# 5/1 tappen



## mrtwister_jbo (Apr 7, 2004)

fished the lake 2day with my wife mrstwister_rj  
we hit a few spots rest area/white church/an the handicap dock/an a few new spots  caught a bunch of everything white bass/lg mouth/smallmouth
saugeyes/crappie/rockbass/bluegill/catfish an even a carp all caught on 1/16 an 1/8 jigs tipped/// an tipped with minnows an 2'' an 3'' chart/an glow tails
one keeper 12''crappie/rest was small, white bass 8''to 10'',saugeye 9''
lg an sm mouth none over 10'' we caught around 35'' all 2gather real nice day 
a little windy ,,, but a very nice day  
ottisdaddy good job on them crappies  
cory missed u this afternoon when i came 2 get bait ,,, u was eating  
next time 4 sure!!!!!!!!!!!!!!
mrtwister_jbo
take a kid fishing or your wife lol


----------



## husky hooker (Apr 6, 2004)

why didn t you reply to my p m to you?


----------



## Corey (Apr 5, 2004)

Sorry I missed you. Next time!!


----------



## mrtwister_jbo (Apr 7, 2004)

sorry bro it was a last minute move 
we were going 2 work at my sis-in-law sat but she got called out 2 work so me an wife loaded up an went fishing think we passed each other last night on the way home around 8pm
did u go 2 atwood ?? if how u do?
mrtwister_jbo

got a honey dew day 2day cleaning an putting up with the wife lol lol lol


----------



## WillyB (Apr 7, 2004)

MrTwister, we had the same kind of day on Clendening. Fished up in Brushy Fork and had lots of fun with the white bass & largemouth. Nothin big. White bass ran from about 7 - 12". One largemouth was about 14". Did hook abut a 10 lb carp in the top fin and he gave my ultra lite a run for its money. Finally got him in the net - didn't want to lose my favorite spinner bait.  

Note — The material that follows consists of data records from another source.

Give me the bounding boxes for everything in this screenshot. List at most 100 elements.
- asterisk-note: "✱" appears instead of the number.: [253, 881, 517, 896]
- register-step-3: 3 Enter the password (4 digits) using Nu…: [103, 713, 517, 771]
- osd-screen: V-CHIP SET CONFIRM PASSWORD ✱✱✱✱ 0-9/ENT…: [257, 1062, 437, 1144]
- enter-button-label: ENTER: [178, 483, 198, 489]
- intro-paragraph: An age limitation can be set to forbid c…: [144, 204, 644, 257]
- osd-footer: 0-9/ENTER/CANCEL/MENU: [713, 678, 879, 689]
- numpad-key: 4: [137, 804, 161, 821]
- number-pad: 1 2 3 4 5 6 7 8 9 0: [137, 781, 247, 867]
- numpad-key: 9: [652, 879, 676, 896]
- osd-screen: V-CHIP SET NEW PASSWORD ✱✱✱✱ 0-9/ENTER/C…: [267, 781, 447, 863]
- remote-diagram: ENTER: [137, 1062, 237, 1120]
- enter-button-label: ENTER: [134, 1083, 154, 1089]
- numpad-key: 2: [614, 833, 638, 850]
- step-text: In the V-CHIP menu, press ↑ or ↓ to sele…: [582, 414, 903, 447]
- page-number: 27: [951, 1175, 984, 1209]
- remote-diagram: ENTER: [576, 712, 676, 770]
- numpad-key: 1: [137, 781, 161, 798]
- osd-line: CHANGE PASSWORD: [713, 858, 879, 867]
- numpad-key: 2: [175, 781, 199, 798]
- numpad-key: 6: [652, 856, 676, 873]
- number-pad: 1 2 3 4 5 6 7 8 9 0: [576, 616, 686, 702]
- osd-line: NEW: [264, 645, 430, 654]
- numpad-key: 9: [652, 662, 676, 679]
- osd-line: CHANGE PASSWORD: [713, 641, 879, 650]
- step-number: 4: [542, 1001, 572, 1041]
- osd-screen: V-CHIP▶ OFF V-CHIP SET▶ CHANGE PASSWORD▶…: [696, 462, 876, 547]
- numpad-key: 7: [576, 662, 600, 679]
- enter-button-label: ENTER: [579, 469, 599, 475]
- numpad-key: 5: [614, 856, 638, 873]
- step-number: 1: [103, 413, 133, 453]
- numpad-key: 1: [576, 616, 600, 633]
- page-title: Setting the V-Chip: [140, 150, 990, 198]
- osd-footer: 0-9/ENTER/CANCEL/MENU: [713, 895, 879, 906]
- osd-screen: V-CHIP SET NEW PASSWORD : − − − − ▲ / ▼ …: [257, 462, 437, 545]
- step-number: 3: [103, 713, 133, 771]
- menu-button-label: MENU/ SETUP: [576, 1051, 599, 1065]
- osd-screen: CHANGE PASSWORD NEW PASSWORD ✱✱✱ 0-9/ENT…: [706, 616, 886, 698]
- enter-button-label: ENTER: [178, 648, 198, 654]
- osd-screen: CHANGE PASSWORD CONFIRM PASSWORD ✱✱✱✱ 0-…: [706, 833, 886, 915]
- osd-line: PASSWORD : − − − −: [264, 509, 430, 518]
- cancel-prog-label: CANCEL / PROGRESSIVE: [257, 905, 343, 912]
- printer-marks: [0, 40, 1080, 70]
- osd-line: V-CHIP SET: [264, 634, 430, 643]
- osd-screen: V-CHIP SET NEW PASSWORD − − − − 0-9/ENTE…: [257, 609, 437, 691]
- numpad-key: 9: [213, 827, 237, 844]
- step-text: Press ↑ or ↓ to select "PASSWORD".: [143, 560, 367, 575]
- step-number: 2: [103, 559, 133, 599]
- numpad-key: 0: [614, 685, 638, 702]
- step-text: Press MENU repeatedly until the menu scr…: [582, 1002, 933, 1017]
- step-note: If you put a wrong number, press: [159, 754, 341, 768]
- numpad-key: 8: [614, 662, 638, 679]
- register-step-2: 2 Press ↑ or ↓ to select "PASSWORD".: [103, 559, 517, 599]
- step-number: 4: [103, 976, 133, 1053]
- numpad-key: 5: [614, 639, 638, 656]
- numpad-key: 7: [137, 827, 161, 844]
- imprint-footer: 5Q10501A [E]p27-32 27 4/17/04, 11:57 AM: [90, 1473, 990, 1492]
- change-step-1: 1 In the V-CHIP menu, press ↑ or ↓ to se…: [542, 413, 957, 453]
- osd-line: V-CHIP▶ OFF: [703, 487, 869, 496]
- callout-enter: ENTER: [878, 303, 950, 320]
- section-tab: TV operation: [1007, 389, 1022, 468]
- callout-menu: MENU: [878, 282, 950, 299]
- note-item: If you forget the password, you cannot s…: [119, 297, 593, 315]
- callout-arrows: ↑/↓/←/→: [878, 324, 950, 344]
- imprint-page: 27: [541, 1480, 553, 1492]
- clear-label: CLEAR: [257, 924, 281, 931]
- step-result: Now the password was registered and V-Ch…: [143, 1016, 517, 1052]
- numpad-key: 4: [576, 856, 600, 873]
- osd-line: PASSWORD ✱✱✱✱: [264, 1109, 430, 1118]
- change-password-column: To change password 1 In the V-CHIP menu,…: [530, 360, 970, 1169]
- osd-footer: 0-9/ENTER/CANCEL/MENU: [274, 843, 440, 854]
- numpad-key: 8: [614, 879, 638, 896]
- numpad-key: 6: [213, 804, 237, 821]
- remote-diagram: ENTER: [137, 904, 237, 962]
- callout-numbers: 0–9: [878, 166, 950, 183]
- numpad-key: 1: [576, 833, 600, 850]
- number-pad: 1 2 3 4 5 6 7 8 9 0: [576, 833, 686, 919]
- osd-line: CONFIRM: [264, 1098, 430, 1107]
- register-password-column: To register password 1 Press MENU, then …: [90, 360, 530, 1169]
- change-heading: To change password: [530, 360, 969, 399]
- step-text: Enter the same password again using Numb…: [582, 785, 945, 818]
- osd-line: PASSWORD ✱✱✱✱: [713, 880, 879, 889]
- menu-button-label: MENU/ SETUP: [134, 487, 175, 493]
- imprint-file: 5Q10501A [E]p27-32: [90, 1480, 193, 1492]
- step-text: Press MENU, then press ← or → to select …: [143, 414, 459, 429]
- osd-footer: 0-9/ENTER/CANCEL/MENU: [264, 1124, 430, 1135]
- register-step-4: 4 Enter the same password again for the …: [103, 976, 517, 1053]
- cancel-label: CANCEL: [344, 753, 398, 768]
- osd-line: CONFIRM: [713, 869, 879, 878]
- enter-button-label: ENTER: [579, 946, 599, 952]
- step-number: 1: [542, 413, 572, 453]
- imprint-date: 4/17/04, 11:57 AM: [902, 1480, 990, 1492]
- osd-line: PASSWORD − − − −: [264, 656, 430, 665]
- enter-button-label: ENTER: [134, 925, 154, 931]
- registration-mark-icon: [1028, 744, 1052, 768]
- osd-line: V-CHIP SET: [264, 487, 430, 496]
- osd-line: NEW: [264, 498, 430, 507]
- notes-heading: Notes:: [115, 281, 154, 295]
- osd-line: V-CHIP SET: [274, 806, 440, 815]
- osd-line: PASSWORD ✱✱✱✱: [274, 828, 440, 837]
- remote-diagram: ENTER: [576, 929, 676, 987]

We caught almost everything on 1/4 oz mepps x-deep inline spinners. Man I love this bait. Caught a small muskie on it the previous trip at Piedmont. Could not locate any crappies though. I pitched jigs and the wife gave her minnows swimming lessons, but no crappies. I haven't fished clendening that much but couldn't find much water (depth) in Brushy Fork. Is the channel silted in? Anyhow it was a beautiful day - what happened to all the storms?


----------



## husky hooker (Apr 6, 2004)

we fished tappen sat nite from 8 till 3am on the dock. got plenty of dinks and i nice 12 in crappie and a 13 1/2 in white. think the white bass are due soon. that will be a blast again and a fish fry!!! jimbo lets hook up let me know. was in hosp all last week again. feelin good now again.


----------